Nicht am falschen Platz sparen

Wer ein Untergeschoss errichten will, benötigt ein Bodengutachten. Steht der Keller im Grund- oder Schichtenwasser und ist damit drückendem Wasser ausgesetzt, sind spezielle Abdichtungen zwingend notwendig. Ein Kellergeschoss kann in diesem Fall in zwei unterschiedlichen Ausführungen gebaut werden:

Als schwarze Wanne:

Dabei wird rundum eine dicke (schwarze) Bitumenschicht auf die Kelleraußenwände aufgebracht. Um die Abdichtung zusätzlich zu schützen, wird meist noch einmal eine Schutzschicht aus Perimeterdämmplatten angebracht. Diese bestehen beispielsweise aus Schaumstoffmaterialien, haben eine Dämmwirkung und berühren direkt das Erdreich. Eine schwarze Wanne entsteht meist noch vor dem eigentlichen Tragwerk des Gebäudes. Das bedeutet auch, dass dabei eine besondere handwerkliche Sorgfalt geboten ist, da eine nachträgliche Sanierung kaum noch möglich ist. Die schwarze Wanne gilt heute allerdings vielfach als veraltet, vor allem, weil die Alternative kostengünstiger ist.

Als weiße Wanne:

Dabei werden die Außenwände des Kellers aus wasserundurchlässigem Beton hergestellt. In der Praxis hat das den Vorteil, dass keine zusätzliche Abdichtungsschicht nötig ist: Die Bauteile haben sowohl tragende als auch abdichtende Wirkung. So ergeben sich zeitliche und Kostenvorteile. Wichtig ist beim Bau einer weißen Wanne vor allem eine genaue bauphysikalische und raumklimatische Gesamtbetrachtung – wird der Wasserdruck als zu niedrig eingeschätzt, können schnell Undichtigkeiten auftreten.
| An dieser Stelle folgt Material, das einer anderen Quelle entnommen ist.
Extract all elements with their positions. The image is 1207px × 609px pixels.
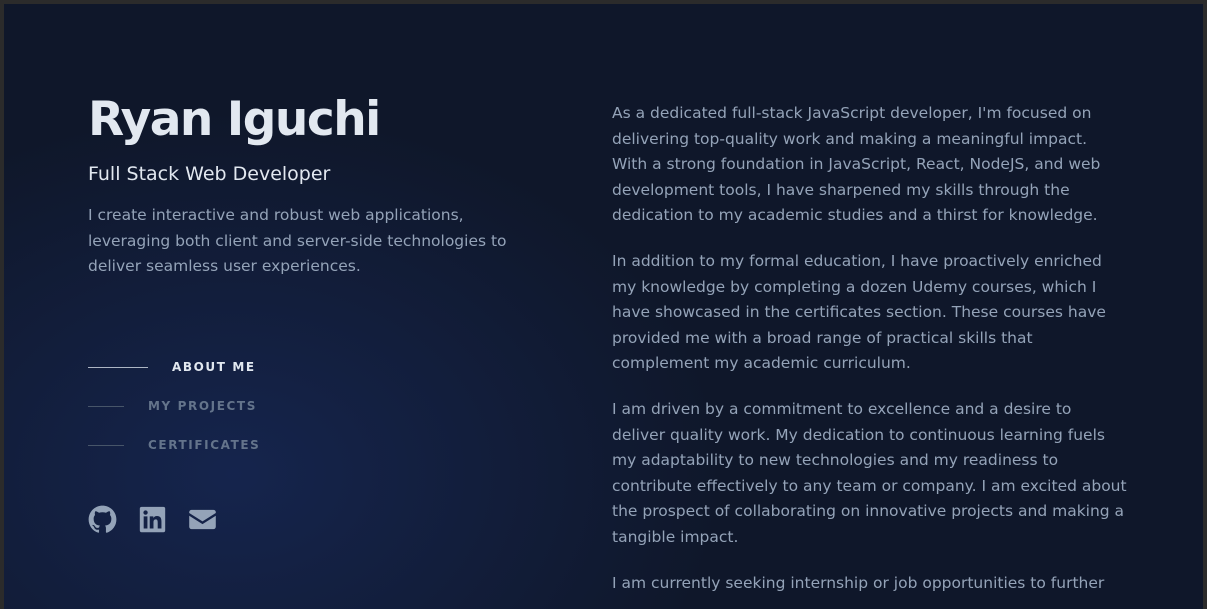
page-title: Ryan Iguchi	[88, 92, 381, 147]
nav-indicator-line	[88, 405, 124, 407]
github-icon	[88, 505, 117, 533]
email-link[interactable]	[188, 505, 217, 534]
about-paragraph: I am currently seeking internship or job…	[612, 573, 1105, 592]
linkedin-link[interactable]	[138, 505, 167, 534]
nav-item-certificates[interactable]: CERTIFICATES	[88, 434, 260, 456]
mail-icon	[189, 509, 216, 530]
about-paragraph: In addition to my formal education, I ha…	[612, 251, 1106, 373]
about-section: As a dedicated full-stack JavaScript dev…	[612, 101, 1127, 609]
nav-indicator-line	[88, 366, 148, 368]
about-paragraph: I am driven by a commitment to excellenc…	[612, 399, 1127, 546]
linkedin-icon	[139, 506, 166, 533]
nav-item-label: MY PROJECTS	[148, 399, 257, 413]
job-title: Full Stack Web Developer	[88, 163, 331, 185]
nav-item-label: CERTIFICATES	[148, 438, 261, 452]
nav-item-about-me[interactable]: ABOUT ME	[88, 356, 256, 378]
github-link[interactable]	[88, 505, 117, 534]
nav-indicator-line	[88, 444, 124, 446]
about-paragraph: As a dedicated full-stack JavaScript dev…	[612, 104, 1101, 225]
social-links	[88, 505, 217, 534]
nav-item-my-projects[interactable]: MY PROJECTS	[88, 395, 257, 417]
tagline: I create interactive and robust web appl…	[88, 206, 507, 275]
page-frame: Ryan Iguchi Full Stack Web Developer I c…	[4, 4, 1203, 609]
nav-item-label: ABOUT ME	[172, 360, 256, 374]
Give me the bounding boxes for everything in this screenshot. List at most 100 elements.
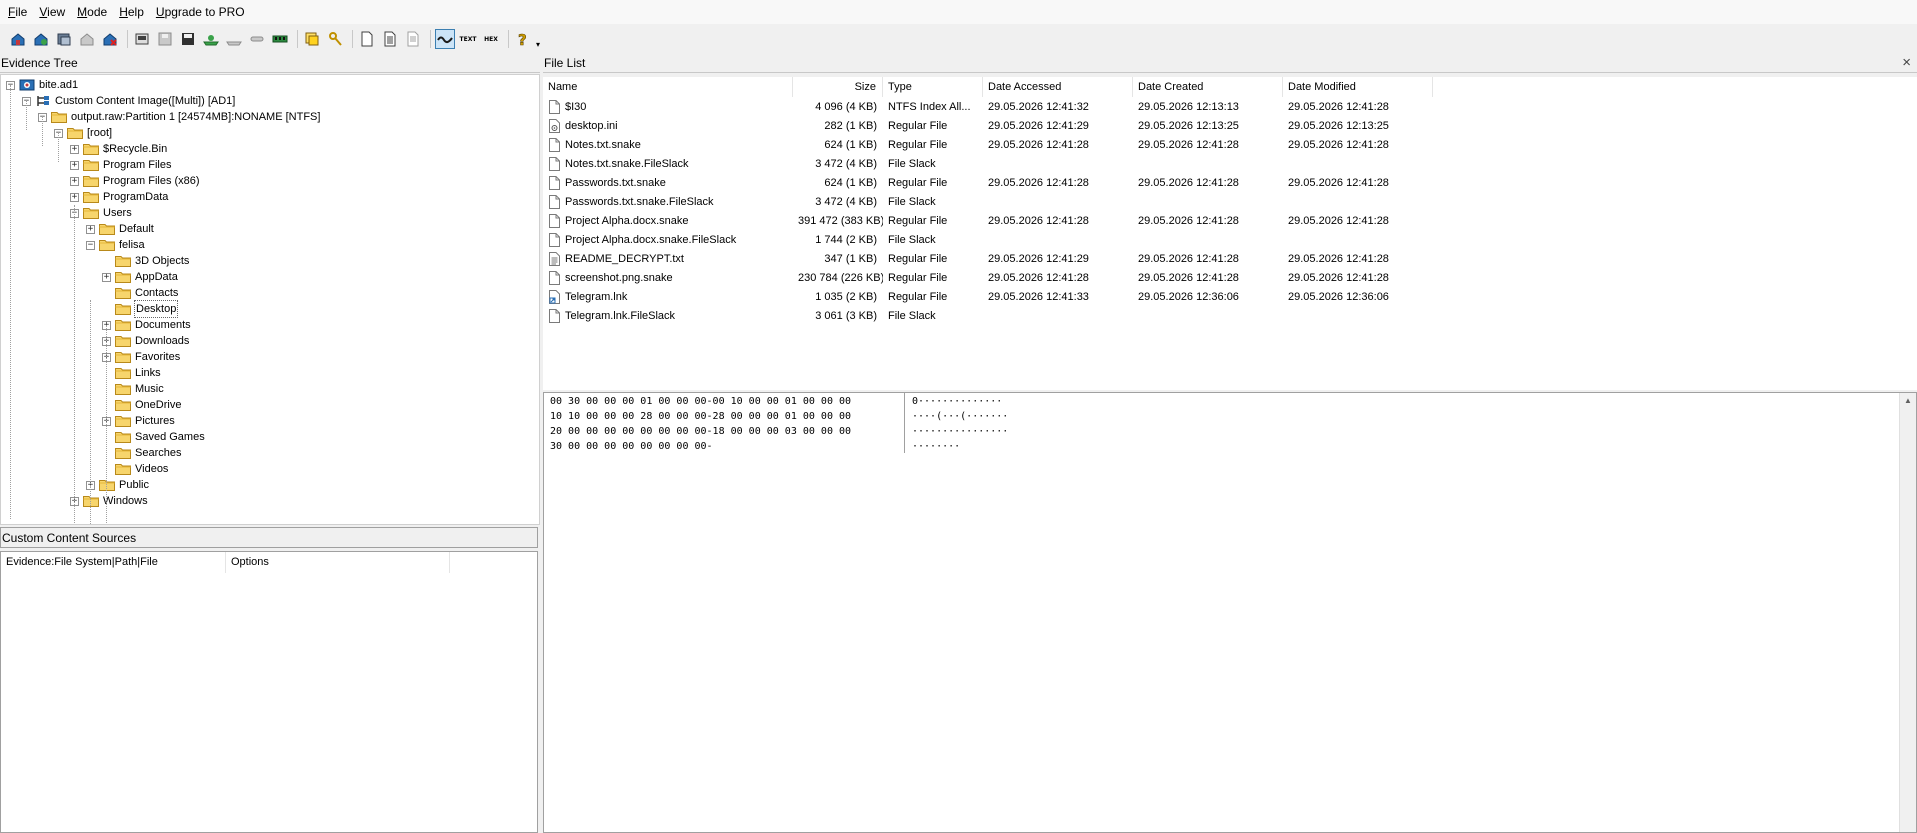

Steht der Keller nicht im Grundwasser oder ist das Grundwasser nur sehr niedrig, besteht die Möglichkeit, einen Hochkeller zu bauen, der über den Boden hinausragt. Dieser hat den Vorteil, dass weniger Erde ausgehoben werden muss, Fenster einfacher einbaubar sind und die Wohnflächen im Kellergeschoss so an Qualität gewinnen.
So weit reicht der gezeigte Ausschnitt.